As to Pamplin's second claim related to solitary confinement, Pamplin knew or had reason to know of the injury in October 2017, which is the date he was removed from solitary confinement. Because Pamplin filed a grievance related to the incident, the statute of limitations was tolled and began running on January 12, 2018, when Pamplin signed confirming that he received a copy of his second level grievance. (ECF No. 44 at 27.) Pamplin filed his initial complaint on January 21,2020. (ECF No. 1-1.) Thus, Pamplin missed the deadline to file his complaint by 9 days. Therefore, based on the applicable two-year statute of limitations, each of Pamplin's claims are time-barred.
Defendants have met their initial burden to establish Pamplin failed to file his complaint within the applicable statute of limitations. The burden now shifts to Pamplin to establish that a genuine issue of material fact exists related to whether his claims are time-barred. Matsushita, 475 U.S. at 586. Pamplin's opposition to the motion for summary judgment does not address Defendants' statute of limitations argument and confirms that all claims existed prior to January 20, 2018. (See ECF No. 51.) Moreover, in failing to address these arguments, Pamplin has failed to come forward with any admissible evidence to create an issue of fact on this defense. Therefore, Pamplin has failed to meet his burden that his claims are not time-barred.
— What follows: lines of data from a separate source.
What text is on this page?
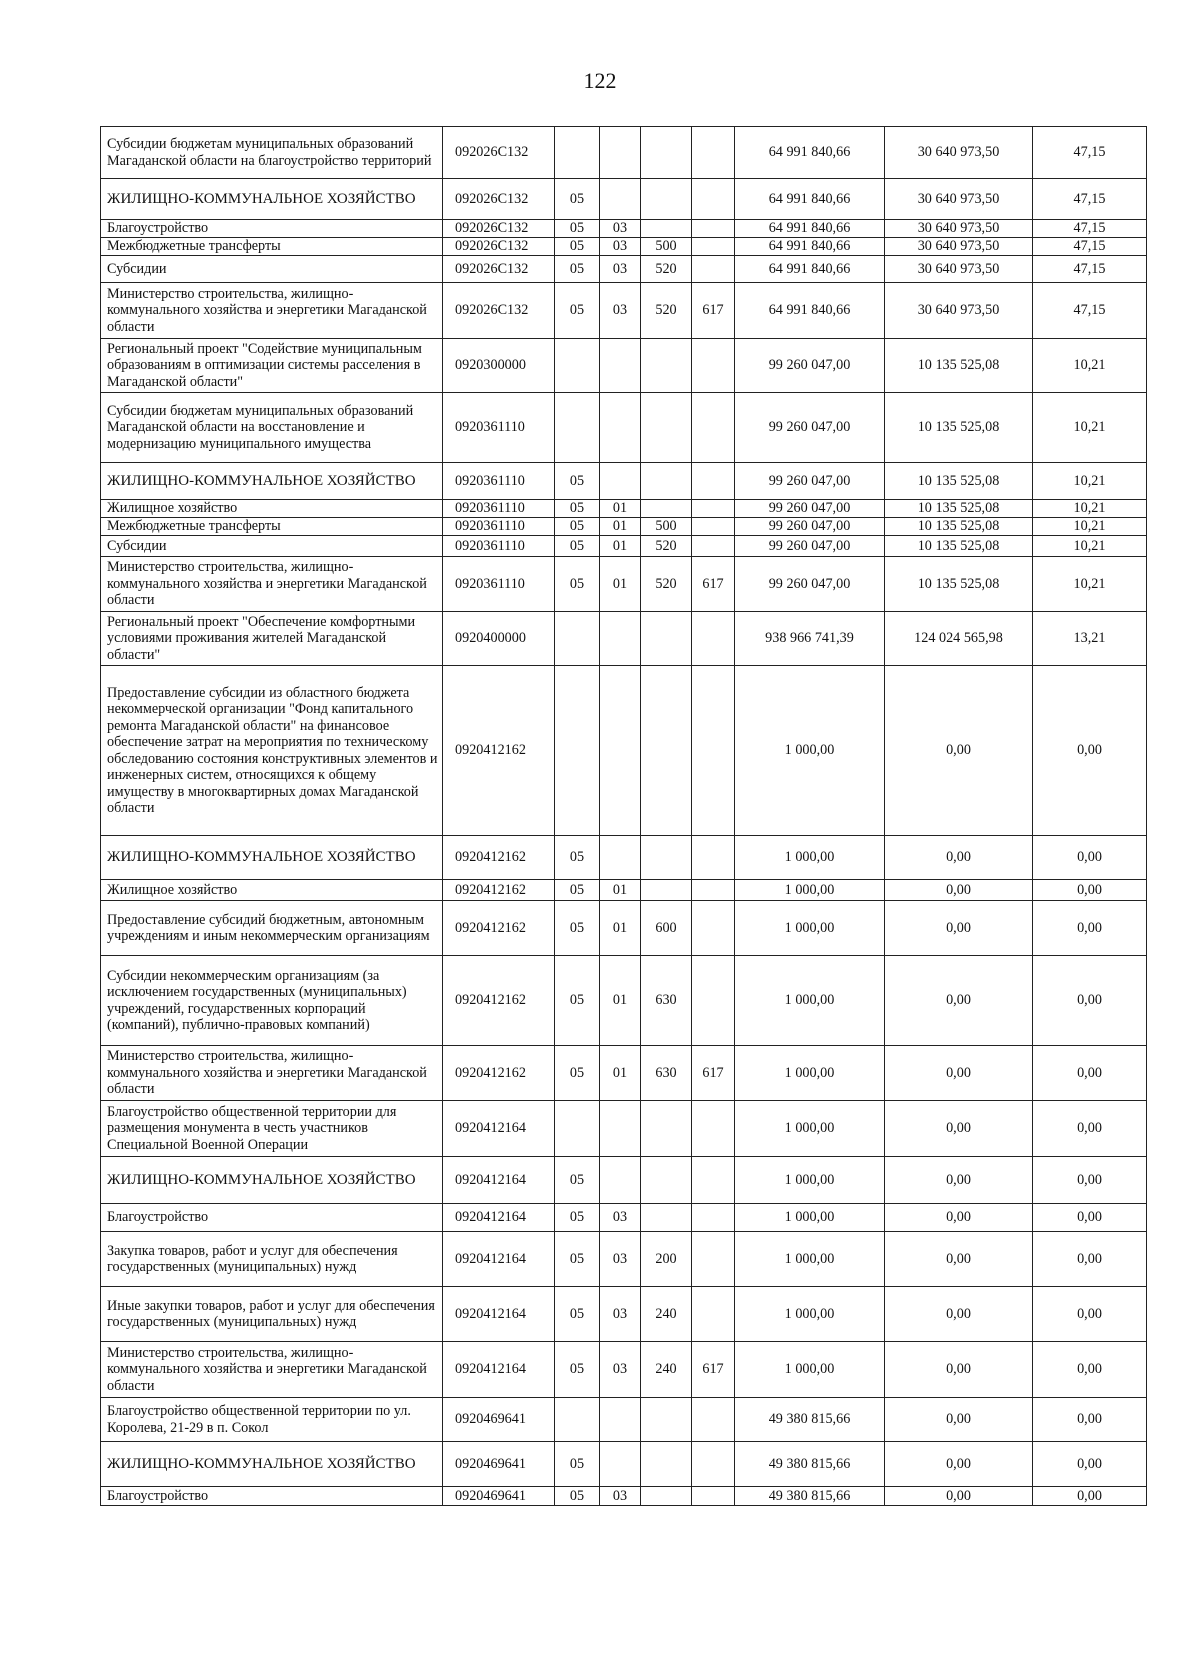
122
Субсидии бюджетам муниципальных образований Магаданской области на благоустройство территорий	092026С132					64 991 840,66	30 640 973,50	47,15
ЖИЛИЩНО-КОММУНАЛЬНОЕ ХОЗЯЙСТВО	092026С132	05				64 991 840,66	30 640 973,50	47,15
Благоустройство	092026С132	05	03			64 991 840,66	30 640 973,50	47,15
Межбюджетные трансферты	092026С132	05	03	500		64 991 840,66	30 640 973,50	47,15
Субсидии	092026С132	05	03	520		64 991 840,66	30 640 973,50	47,15
Министерство строительства, жилищно-коммунального хозяйства и энергетики Магаданской области	092026С132	05	03	520	617	64 991 840,66	30 640 973,50	47,15
Региональный проект "Содействие муниципальным образованиям в оптимизации системы расселения в Магаданской области"	0920300000					99 260 047,00	10 135 525,08	10,21
Субсидии бюджетам муниципальных образований Магаданской области на восстановление и модернизацию муниципального имущества	0920361110					99 260 047,00	10 135 525,08	10,21
ЖИЛИЩНО-КОММУНАЛЬНОЕ ХОЗЯЙСТВО	0920361110	05				99 260 047,00	10 135 525,08	10,21
Жилищное хозяйство	0920361110	05	01			99 260 047,00	10 135 525,08	10,21
Межбюджетные трансферты	0920361110	05	01	500		99 260 047,00	10 135 525,08	10,21
Субсидии	0920361110	05	01	520		99 260 047,00	10 135 525,08	10,21
Министерство строительства, жилищно-коммунального хозяйства и энергетики Магаданской области	0920361110	05	01	520	617	99 260 047,00	10 135 525,08	10,21
Региональный проект "Обеспечение комфортными условиями проживания жителей Магаданской области"	0920400000					938 966 741,39	124 024 565,98	13,21
Предоставление субсидии из областного бюджета некоммерческой организации "Фонд капитального ремонта Магаданской области" на финансовое обеспечение затрат на мероприятия по техническому обследованию состояния конструктивных элементов и инженерных систем, относящихся к общему имуществу в многоквартирных домах Магаданской области	0920412162					1 000,00	0,00	0,00
ЖИЛИЩНО-КОММУНАЛЬНОЕ ХОЗЯЙСТВО	0920412162	05				1 000,00	0,00	0,00
Жилищное хозяйство	0920412162	05	01			1 000,00	0,00	0,00
Предоставление субсидий бюджетным, автономным учреждениям и иным некоммерческим организациям	0920412162	05	01	600		1 000,00	0,00	0,00
Субсидии некоммерческим организациям (за исключением государственных (муниципальных) учреждений, государственных корпораций (компаний), публично-правовых компаний)	0920412162	05	01	630		1 000,00	0,00	0,00
Министерство строительства, жилищно-коммунального хозяйства и энергетики Магаданской области	0920412162	05	01	630	617	1 000,00	0,00	0,00
Благоустройство общественной территории для размещения монумента в честь участников Специальной Военной Операции	0920412164					1 000,00	0,00	0,00
ЖИЛИЩНО-КОММУНАЛЬНОЕ ХОЗЯЙСТВО	0920412164	05				1 000,00	0,00	0,00
Благоустройство	0920412164	05	03			1 000,00	0,00	0,00
Закупка товаров, работ и услуг для обеспечения государственных (муниципальных) нужд	0920412164	05	03	200		1 000,00	0,00	0,00
Иные закупки товаров, работ и услуг для обеспечения государственных (муниципальных) нужд	0920412164	05	03	240		1 000,00	0,00	0,00
Министерство строительства, жилищно-коммунального хозяйства и энергетики Магаданской области	0920412164	05	03	240	617	1 000,00	0,00	0,00
Благоустройство общественной территории по ул. Королева, 21-29 в п. Сокол	0920469641					49 380 815,66	0,00	0,00
ЖИЛИЩНО-КОММУНАЛЬНОЕ ХОЗЯЙСТВО	0920469641	05				49 380 815,66	0,00	0,00
Благоустройство	0920469641	05	03			49 380 815,66	0,00	0,00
Accordingly, Defendants' motion for summary judgment should be granted.
V. CONCLUSION
For good cause appearing and for the reasons stated above, the Court recommends that Defendants' motion for summary judgment, (ECF No. 43), be granted.
The parties are advised:
1. Pursuant to 28 U.S.C. § 636(b)(1)(c) and Rule IB 3-2 of the Local Rules of Practice, the parties may file specific written objections to this Report and Recommendation within fourteen days of receipt. These objections should be entitled “Objections to Magistrate Judge's Report and Recommendation” and should be accompanied by points and authorities for consideration by the District Court.
2. This Report and Recommendation is not an appealable order and any notice of appeal pursuant to Fed. R. App. P. 4(a)(1) should not be filed until entry of the District Court's judgment.
VI. RECOMMENDATION
IT IS THEREFORE RECOMMENDED that Defendants' motion for summary judgment, (ECF No. 43), be GRANTED.
IT IS FURTHER RECOMMENDED that the Clerk ENTER JUDGMENT in favor of Defendants and CLOSE this case.